March 09, 2019 2 min read

In August of 2017 we all watched in horror as the Rohingya were driven from their homes and homeland in Myanmar and fled to Bangladesh. Humanitarian aid was sent and reporters flocked to the scene. Incredibly hundreds of thousands of refugees remain in impermanent settlements in Cox’s Bazaar, Bangladesh. The UN-mandated Independent International Fact-Finding Mission on Myanmar found this latest persecution of the Rohingya to be a “widespread and systematic attack on [civilians]” including “murder, imprisonment, enforced disappearance, torture, rape, sexual slavery and other forms of sexual violence, persecution, and enslavement” 

The largest site, the Kutupalong Balukhali Expansion Site, hosts approximately 626,500 Rohingya as of early 2019. 

One small pocket of hope in this humanitarian disaster, lies in a women’s sewing cooperative called Testimony Tailors. We heard from this group around the holidays, and their story warmed hearts half way around the world. Testimony Tailors’ initiative goes well beyond the usual practice of delivering ‘humanitarian aid’ and instead allows a unique blend of employment, skill-building, cooperative-building and healing, all in the form of a tailoring group. Starting with requests for donors to buy sewing machines, the initiative employs girls and young women who have suffered sexual violence, allowing them a safe place to work and gather and to tell their stories—and to heal.

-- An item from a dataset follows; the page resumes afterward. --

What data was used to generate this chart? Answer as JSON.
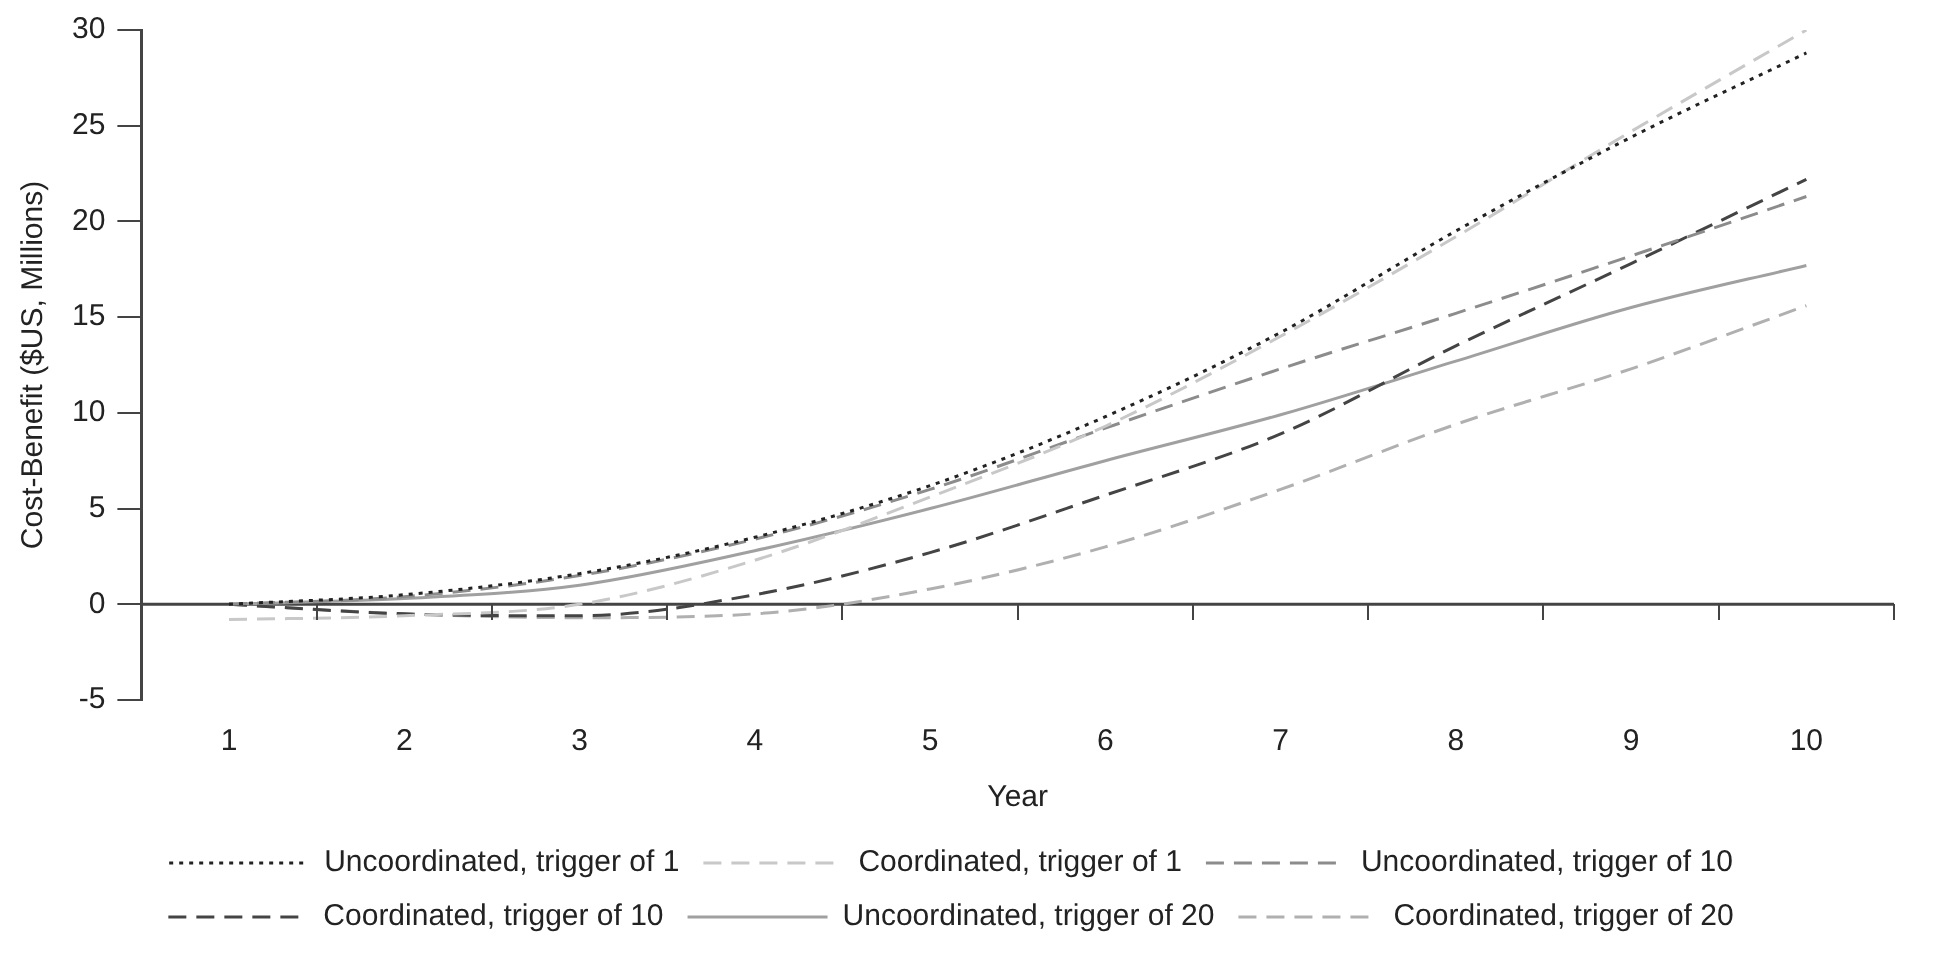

Beyond the work, the beautiful dresses are stitched for other young people in the community. They are all the more exquisite because the pattern and style are chosen by the women, rather than shipped as hand-me-downs from the U.S. and Europe. These are dresses of beautiful floral prints, made new and made with love by peers of the girls and women who receive the dresses free of charge. Each recipient receives a photograph of herself in the new dress. Several stories indicate that young girls who may have had no choice other than to marry at a young age in order to survive without a family in the camps with them, have been able to stay independent because of their employment by the cooperative, Testimony Tailors. It is the first of its kind, where people around the world can buy a product that is made by a refugee to be given to a refugee and all the profits will benefit those refugees. 

The latest news from Testimony Tailors states that the Sunflower Sewing Club was developed for girls too young for employment. The Sewing Club makes mobiles and other arts and crafts to beautify the days of the younger girls.